Wednesday, 29 June 2016

The Eden Project, Cornwall

On our recent weekend break in Cornwall we decided to visit The Eden Project. Ram and I visited years ago, soon after it opened in fact, and I've been wanting to take the children along for a long time, but it's just so far away from us! Staying in Newquay we were about a 30 minute drive away. We booked our tickets in advance, which saves 10% on the ticket prices, and tickets are valid for 28 days after purchase so you don't need to select a specific date. See the link at the bottom of this post for full ticket details.

Visiting the Eden Project, Cornwall

We visited on a Sunday in early June, and deliberately chose a day that was forecast to be showery in the hope of avoiding crowds. We arrived just as it opened, and as we had hoped it was a very quiet day. A great deal of the attraction is indoors, so we managed to time our visit to avoid most of the showers and started off in the Rainforest Biome. 

Eden Project, Cornwall

The Rainforest Biome is the largest of the two biomes, and simulates a rainforest environment filled with tropical plants and lots of educational exhibits to teach about the importance of rainforests and how we use the resources that it provides. It's very warm and humid inside, but not overwhelmingly so. You can take the Rainforest Canopy Walkway to see the biome from above, along with some other exhibits, and there is plenty to explore.

Photographs from the Biomes at the Eden Project

There are hands on exhibits for children, such as this section about tapping rubber trees which was very interesting.

Rubber exhibit at the Eden Project

Then we walked through to the Mediterranean Biome, which is cooler and a lot more open, housing warm temperate and arid plants and sculptures. There is lots to learn about farming and how crops are grown, and Harry was fascinated by a beautiful mosaic walkway that contained a dove mosaic for each country that was known for olive production.

Tractor in the Mediterranean biome

Because we were not visiting from home we weren't able to take a packed lunch as we normally do, so we were reliant on food that we could purchase there, and with two fussy children I was a little concerned about what we would find them to eat. Fortunately we hit upon a winner with the children's lunch selection. For £5.95 you could select any five items, and so we chose five items that the children could share among themselves, to eat along with some snacks and drinks that we had brought along. You can see the great selection below, and you could also choose from packs of plain crisps or individual pieces of fruit, I was very impressed. For Ram and I we bought burritos and nachos with vegetables, which were filling and reasonably priced.

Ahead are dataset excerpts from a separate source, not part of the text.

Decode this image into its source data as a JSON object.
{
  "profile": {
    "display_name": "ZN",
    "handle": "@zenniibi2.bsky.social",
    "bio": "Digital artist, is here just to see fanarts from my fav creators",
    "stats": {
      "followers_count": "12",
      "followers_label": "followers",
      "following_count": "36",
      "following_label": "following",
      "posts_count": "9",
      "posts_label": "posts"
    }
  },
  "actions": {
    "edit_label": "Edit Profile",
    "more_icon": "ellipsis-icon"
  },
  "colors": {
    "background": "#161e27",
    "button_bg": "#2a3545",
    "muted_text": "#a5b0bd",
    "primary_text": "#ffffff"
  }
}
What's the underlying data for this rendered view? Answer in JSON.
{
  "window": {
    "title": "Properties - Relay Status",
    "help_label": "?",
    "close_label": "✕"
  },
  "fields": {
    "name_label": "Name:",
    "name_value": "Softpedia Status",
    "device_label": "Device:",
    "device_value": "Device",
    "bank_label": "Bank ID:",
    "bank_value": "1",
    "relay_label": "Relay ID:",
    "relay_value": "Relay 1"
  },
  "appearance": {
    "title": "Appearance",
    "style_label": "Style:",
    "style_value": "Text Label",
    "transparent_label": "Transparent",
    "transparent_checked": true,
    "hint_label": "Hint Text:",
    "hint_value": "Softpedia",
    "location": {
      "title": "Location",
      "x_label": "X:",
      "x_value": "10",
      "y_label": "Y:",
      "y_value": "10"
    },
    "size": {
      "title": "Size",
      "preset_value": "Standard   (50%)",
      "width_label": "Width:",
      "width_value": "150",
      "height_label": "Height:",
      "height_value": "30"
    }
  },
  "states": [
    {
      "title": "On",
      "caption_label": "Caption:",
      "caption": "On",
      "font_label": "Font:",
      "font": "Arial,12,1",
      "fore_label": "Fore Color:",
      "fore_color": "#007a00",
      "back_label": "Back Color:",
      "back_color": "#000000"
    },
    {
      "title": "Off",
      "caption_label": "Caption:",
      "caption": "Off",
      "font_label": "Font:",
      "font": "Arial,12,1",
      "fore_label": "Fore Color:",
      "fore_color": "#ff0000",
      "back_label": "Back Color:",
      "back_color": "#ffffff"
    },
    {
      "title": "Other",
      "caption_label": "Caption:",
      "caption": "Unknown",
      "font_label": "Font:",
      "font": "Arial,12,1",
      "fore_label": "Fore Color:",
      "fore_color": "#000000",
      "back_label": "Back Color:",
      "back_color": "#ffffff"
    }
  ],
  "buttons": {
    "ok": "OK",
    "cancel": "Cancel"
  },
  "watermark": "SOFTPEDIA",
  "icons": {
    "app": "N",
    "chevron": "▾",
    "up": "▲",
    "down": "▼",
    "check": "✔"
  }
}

 Eden Project children's lunch selection

Then with the showers having ceased, we headed off to explore the outside areas.

Eden Project photos from the outdoor areas

The Outdoor Gardens represent the temperate regions of the world in the plants that are grown, as well as many local species. There is lots to see, and various little corners tucked away that children can explore and find exciting things to see. This little house is hollowed out of a large tree trunk.

Hollowed out tree trunk house

This climbing frame was a bit of a challenge but they got there in the end! We also had fun exploring The Core during a well timed rain shower, where we learned about the importance of the relationship between people and plants, and also enjoyed some fascinating exhibits about water and how despite the planet being over 70% water, only a very tiny percentage of that is freshwater that we can access.

Climbing frame at the Eden Project

I'll admit that we don't normally indulge the children with purchases from the gift shop when we are on a day out, but this time we caved and bought the Children's Guide Book for £5, as Harry had shown such a huge interest in visiting the Eden Project beforehand. I'm really glad we did, he loved following it through during our visit and he's been reading it avidly ever since, it's definitely a book that he's going to pick up over again, not just for when you are there.

We had a great day at The Eden Project, would definitely recommend a visit!

Eden Project children's guide book

Two adult and two child tickets to The Eden Project cost us £70.20, and you can check current ticket prices here. If you choose to donate your entry fee when purchasing then your tickets will be converted into an Annual Pass, so you can visit as many times as you like during the year after your visit.